Rabbi Shimon ben Eleazar déduit du verset Gn 9,2 que même l'enfant d'un jour ne doit pas être gardé car il effraye les petits animaux, mais que même le corps du géant Og de Bashan doit être gardé des petits animaux (Tosefta Shabbat 17:19, T.B Sanhédrin 91, Shabbat 151.).

Rabbi Akiva enseigne dans les Pirke Avot (mishna 3:14) que la valeur de l'humanité a été démontrée par leur création à l'image de Dieu, et que c'était un plus grand acte d'amour encore d'avoir porté ce fait à sa connaissance (dans Gn 9,6).
Rabbi Akiva dit aussi que quiconque verse le sang diminue l'image divine. (Tosefta Yevamot 8:7.)
Rabbi Eleazar ben Azariah et Shimon Ben Azzai disent tous deux que l'image de Dieu est diminuée lorsqu'on n'a (volontairement) pas d'enfant, ainsi qu'il est démontré par la proximité de la notice de la création de l'homme à l'image de Dieu (Gn 9,6) et la prescription de fructifier et se multiplier (Gn 9,7). (Tosefta Yevamot 8:7.)

Rabbi Meïr enseigne que, bien qu'il soit certain que Dieu n'engloutira plus jamais le monde avec l'eau (Gn 9,11), Il pourrait le faire par le feu et le soufre, comme Il l'a fait pour Sodome et Gomorrhe. (Tosefta Taanit 2:13.)

Les Pirke Avot (mishna 5:6) enseignent que l'arc-en-ciel (de Gn 9,13) fut l'une des dix créations miraculeuses de Dieu au sixième jour de la création, au crépuscule du soir du Shabbat.
Il existe à ce sujet une divergence d'opinions entre Rabbi Yosse et Rabbi Yehouda à propos des versets de remémorance de l'arc-en-ciel (Gn 9,15–16) : eût-il fallu les dire ensemble ou séparément ? (Tosefta Rosh Hashana 2:14.)

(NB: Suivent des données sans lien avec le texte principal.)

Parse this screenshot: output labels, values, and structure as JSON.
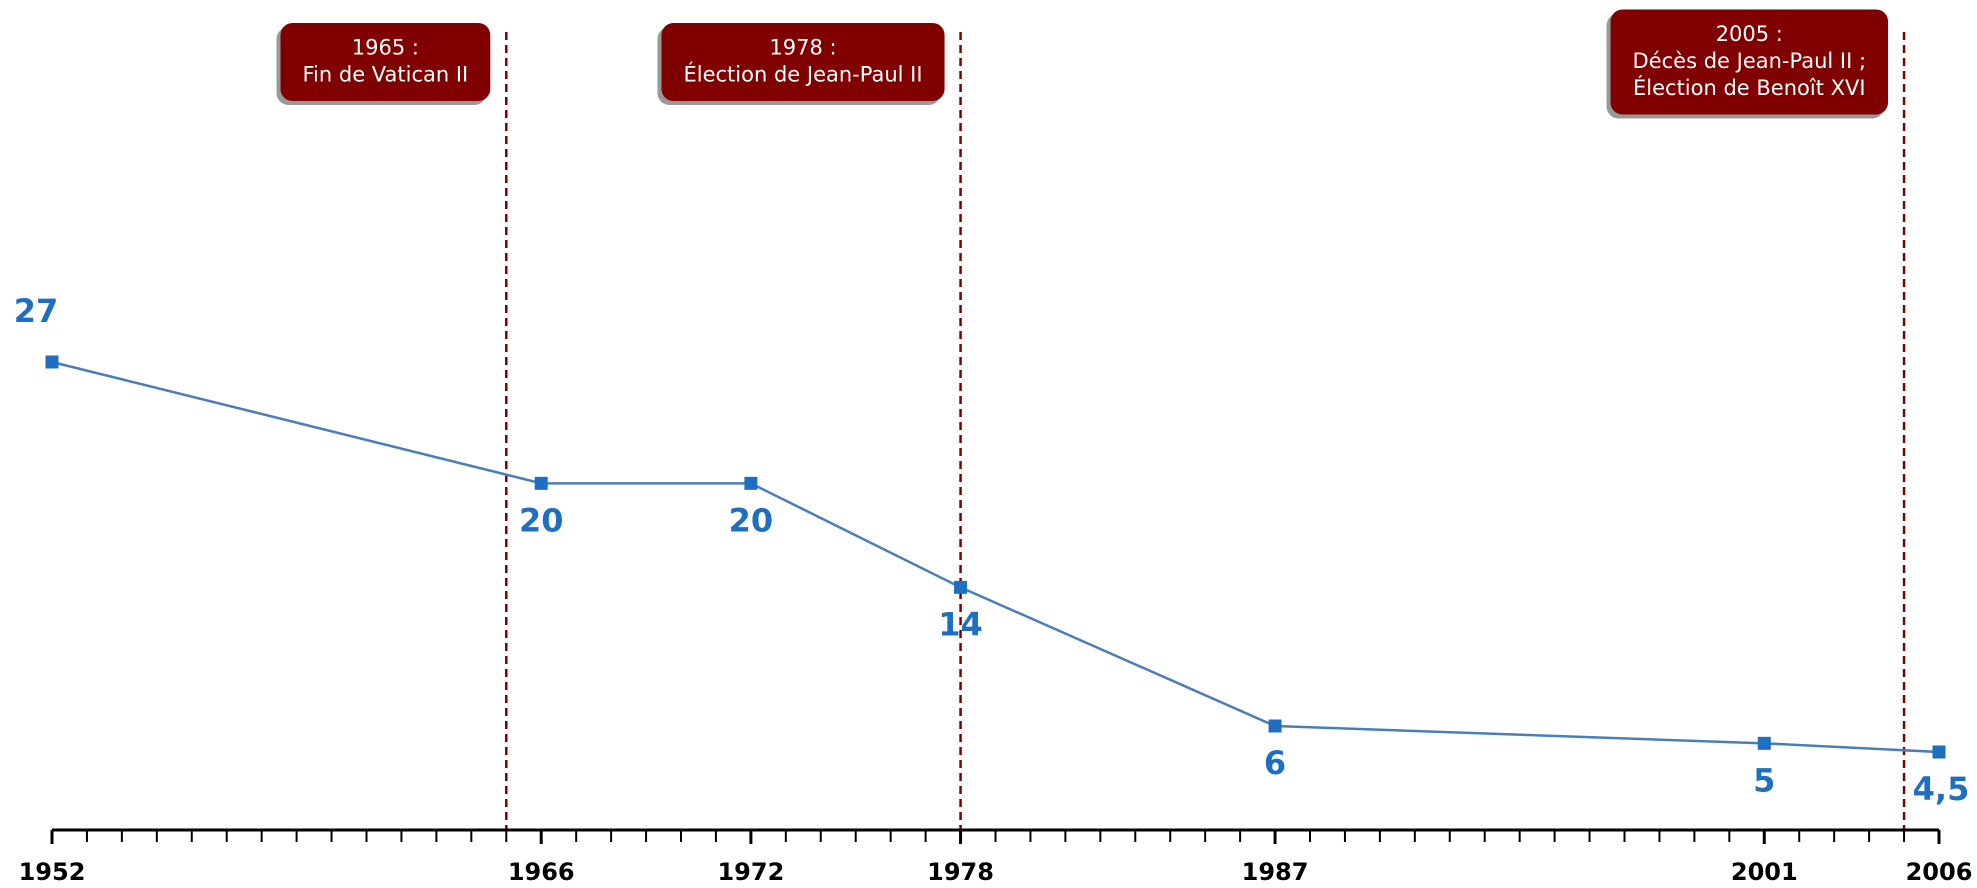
{
  "chart_data": {
    "type": "line",
    "x": [
      1952,
      1966,
      1972,
      1978,
      1987,
      2001,
      2006
    ],
    "series": [
      {
        "color": "#1f6fc0",
        "values": [
          27,
          20,
          20,
          14,
          6,
          5,
          4.5
        ],
        "value_labels": [
          "27",
          "20",
          "20",
          "14",
          "6",
          "5",
          "4,5"
        ]
      }
    ],
    "xlim": [
      1952,
      2006
    ],
    "xticks": [
      1952,
      1966,
      1972,
      1978,
      1987,
      2001,
      2006
    ],
    "ylim": [
      0,
      27
    ],
    "annotations": [
      {
        "x": 1965,
        "text": [
          "1965 :",
          "Fin de Vatican II"
        ]
      },
      {
        "x": 1978,
        "text": [
          "1978 :",
          "Élection de Jean-Paul II"
        ]
      },
      {
        "x": 2005,
        "text": [
          "2005 :",
          "Décès de Jean-Paul II ;",
          "Élection de Benoît XVI"
        ]
      }
    ],
    "annotation_color": "#800000"
  }
}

Le Talmud déduit deux explications possibles (attribuées à Rav et Shmouel) de ce que 'Ham put faire à Noa'h pour engendrer la malédiction de celui-ci sur Canaan. (T.B Sanhedrin 70a.). Selon l'une des explications, 'Ham aurait castré Noa'h, tandis que l'autre pense que 'Ham aurait sexuellement abusé de lui.
L'argument textuel pour la première explication est que Canaan était le quatrième fils de 'Ham, alors que Noa'h n'en avait que trois -- 'ce que 'Ham aurait fait à Noa'h blessait le "quatrième fils" de celui-ci, ou celui qu'il aurait pu avoir, si 'Ham ne l'avait pas émasculé.
Quant à l'argument pour la seconde explication, il repose sur une analogie textuelle entre deux “et [il] vit” dans la Bible: à propos de 'Ham et Noa'h, il est écrit “Et 'Ham le père de Canaan, vit la nudité de son père” ; dans Gn 34,2, il est dit “Et lorsque Shechem le fils de Hamor la vit (Dinah), il la prit etc.” Le Sage déduit donc qu'un abus similaire dut se produire chaque fois que la Bible use du même vocable (Voir aussi Bereshit Rabba 36:7; Vayikra Rabba 17:5.)
Une troisième explication pourrait être que 'Ham aurait couché avec la femme de Noa'h : dans le chapitre 18 du Lévitique, coucher avec la femme de son père est en effet appelé “découvrir la nudité de son père”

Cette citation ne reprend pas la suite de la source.